In other markets - forgetting health care for the moment - we distribute things by price. We as a society have decided that that is reasonably fair. If I have more money to spend on a television, I can get a bigger television than someone else. But in Canada we have decided that this is not a fair way to distribute healthcare. In the US, they have said "yes, the price mechanism is a reasonable way to allocate healthcare", but in Canada, we have said no, we want to go about allocating healthcare differently. Sometimes we say that we want to treat the sickest patients: the sicker you are, the more care you are entitled to. And I think everyone in the room would say, "that seems reasonable, that seems fair", but at the same time, we might say we also want give care based on how well someone can benefit from that treatment. If we have, for example, a ninety year old with a bad back, cataracts and heart disease, he's probably not very high on the list of people we would give a knee replacement to. On the other hand, if we have a 19-year-old girl with juvenile arthritis and who otherwise has a long healthy life ahead of her, we may say she has priority over the 90 year old for the knee replacement.
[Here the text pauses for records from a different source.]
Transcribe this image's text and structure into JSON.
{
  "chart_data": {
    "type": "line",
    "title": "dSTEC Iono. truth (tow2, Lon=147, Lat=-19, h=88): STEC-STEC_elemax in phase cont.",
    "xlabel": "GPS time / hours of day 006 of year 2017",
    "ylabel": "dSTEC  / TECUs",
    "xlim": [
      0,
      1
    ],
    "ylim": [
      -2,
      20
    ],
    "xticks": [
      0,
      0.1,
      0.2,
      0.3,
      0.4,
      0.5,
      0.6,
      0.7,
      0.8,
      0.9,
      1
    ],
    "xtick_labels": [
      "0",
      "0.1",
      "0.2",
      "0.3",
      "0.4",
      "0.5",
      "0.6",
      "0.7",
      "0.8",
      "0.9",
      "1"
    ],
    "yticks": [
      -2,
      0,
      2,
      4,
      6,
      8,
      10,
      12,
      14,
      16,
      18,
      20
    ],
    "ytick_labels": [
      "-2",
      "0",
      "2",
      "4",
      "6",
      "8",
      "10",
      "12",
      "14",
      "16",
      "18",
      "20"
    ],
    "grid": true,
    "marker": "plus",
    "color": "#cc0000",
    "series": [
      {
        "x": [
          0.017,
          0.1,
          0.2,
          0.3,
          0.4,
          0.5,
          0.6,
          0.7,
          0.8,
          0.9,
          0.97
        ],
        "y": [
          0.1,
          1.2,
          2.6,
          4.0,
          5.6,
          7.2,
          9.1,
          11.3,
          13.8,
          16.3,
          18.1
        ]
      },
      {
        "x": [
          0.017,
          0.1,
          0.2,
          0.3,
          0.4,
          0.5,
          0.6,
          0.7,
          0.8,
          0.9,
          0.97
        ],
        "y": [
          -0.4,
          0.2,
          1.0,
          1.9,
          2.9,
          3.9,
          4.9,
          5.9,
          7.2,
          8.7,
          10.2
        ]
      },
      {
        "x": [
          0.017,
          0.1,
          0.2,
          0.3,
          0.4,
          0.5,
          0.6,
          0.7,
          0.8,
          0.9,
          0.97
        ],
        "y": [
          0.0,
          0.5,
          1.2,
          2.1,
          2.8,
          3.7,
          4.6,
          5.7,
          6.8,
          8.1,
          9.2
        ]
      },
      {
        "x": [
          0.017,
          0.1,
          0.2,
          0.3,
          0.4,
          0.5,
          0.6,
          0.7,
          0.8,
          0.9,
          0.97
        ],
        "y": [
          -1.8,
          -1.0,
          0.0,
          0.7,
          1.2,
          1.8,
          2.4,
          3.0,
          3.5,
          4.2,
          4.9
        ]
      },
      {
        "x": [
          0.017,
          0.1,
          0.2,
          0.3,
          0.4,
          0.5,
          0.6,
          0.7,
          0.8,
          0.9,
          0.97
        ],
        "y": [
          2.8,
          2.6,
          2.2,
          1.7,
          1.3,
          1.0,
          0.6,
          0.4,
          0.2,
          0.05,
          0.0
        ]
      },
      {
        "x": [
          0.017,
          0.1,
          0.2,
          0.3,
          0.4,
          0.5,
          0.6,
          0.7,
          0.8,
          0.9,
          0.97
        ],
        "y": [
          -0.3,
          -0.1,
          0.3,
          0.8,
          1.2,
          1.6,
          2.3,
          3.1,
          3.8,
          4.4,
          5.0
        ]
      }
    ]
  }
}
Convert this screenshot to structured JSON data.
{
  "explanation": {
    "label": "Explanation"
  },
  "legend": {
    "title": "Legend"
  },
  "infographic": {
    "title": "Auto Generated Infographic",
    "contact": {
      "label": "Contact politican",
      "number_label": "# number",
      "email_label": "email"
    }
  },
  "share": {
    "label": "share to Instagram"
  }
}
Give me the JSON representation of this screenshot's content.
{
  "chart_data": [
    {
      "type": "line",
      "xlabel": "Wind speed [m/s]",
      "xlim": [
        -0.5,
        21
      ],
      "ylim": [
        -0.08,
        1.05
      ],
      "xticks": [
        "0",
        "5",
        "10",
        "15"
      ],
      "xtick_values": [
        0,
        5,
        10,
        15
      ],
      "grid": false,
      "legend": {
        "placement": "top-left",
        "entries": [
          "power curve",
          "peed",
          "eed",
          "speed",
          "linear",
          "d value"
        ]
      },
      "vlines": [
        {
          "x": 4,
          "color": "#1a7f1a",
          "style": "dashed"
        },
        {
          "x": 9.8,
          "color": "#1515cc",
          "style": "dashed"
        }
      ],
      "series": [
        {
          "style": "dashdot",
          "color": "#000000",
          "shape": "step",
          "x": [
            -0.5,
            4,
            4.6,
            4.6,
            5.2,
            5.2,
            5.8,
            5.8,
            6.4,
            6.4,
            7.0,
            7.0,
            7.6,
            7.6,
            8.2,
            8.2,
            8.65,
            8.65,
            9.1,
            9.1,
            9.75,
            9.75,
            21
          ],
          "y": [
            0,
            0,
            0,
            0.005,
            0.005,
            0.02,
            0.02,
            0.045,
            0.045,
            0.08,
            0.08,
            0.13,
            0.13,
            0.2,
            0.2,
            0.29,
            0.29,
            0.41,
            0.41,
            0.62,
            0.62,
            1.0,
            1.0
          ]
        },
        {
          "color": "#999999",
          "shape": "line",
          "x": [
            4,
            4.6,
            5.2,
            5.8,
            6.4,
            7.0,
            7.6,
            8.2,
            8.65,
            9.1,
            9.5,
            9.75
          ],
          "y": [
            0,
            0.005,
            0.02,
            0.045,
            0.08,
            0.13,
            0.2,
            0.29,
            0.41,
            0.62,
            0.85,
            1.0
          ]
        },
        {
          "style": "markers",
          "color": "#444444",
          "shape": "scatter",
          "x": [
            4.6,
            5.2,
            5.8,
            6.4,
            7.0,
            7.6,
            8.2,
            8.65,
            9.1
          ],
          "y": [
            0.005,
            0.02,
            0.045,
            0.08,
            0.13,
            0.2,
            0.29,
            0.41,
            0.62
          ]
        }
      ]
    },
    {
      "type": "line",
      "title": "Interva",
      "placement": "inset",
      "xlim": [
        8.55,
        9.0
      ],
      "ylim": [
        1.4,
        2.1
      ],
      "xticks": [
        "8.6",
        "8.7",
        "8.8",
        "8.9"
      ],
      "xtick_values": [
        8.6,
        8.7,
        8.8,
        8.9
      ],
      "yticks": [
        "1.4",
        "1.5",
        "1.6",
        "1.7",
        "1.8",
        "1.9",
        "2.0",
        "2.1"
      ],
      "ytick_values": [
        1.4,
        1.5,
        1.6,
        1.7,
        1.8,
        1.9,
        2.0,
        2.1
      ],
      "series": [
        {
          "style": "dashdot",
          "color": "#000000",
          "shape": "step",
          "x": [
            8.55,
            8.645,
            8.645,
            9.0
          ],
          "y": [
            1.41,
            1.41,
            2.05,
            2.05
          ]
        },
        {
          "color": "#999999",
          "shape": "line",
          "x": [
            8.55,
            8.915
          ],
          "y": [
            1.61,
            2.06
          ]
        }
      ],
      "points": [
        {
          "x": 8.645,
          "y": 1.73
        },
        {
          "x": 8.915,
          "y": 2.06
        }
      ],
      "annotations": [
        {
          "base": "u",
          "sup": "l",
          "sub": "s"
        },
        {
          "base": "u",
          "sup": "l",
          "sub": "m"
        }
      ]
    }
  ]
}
I think we would say "that's reasonable and fair." But now we have said "the sicker you are, the more care you deserve" and at the same time we have also said "the less sick you are, the more care you deserve". So the question health economics is trying to grapple with is how do we resolve these inconsistencies in how we are allocating resources? The thinking in health economics these days is that there are a lot of different facets in what we as society value in healthcare. Sometimes we value the fact that it will help the sickest patient; sometimes we value the fact that it can extend life the furthest. At other times it may be that relative value is based on the age of the patient or the patient's responsibility for their disease. In this sense we're moving away from simply evaluating a whole population, defined by the drug or the disease, to evaluating individual patients based on their characteristics.
To conclude, I am struck by how well these two movements in economics and medicine are coming together - in terms of talking about personalized care and personalized evaluation. The challenge ahead of health economics now is to identify just which facets of healthcare society values and what relative weights should be applied to these different characteristics.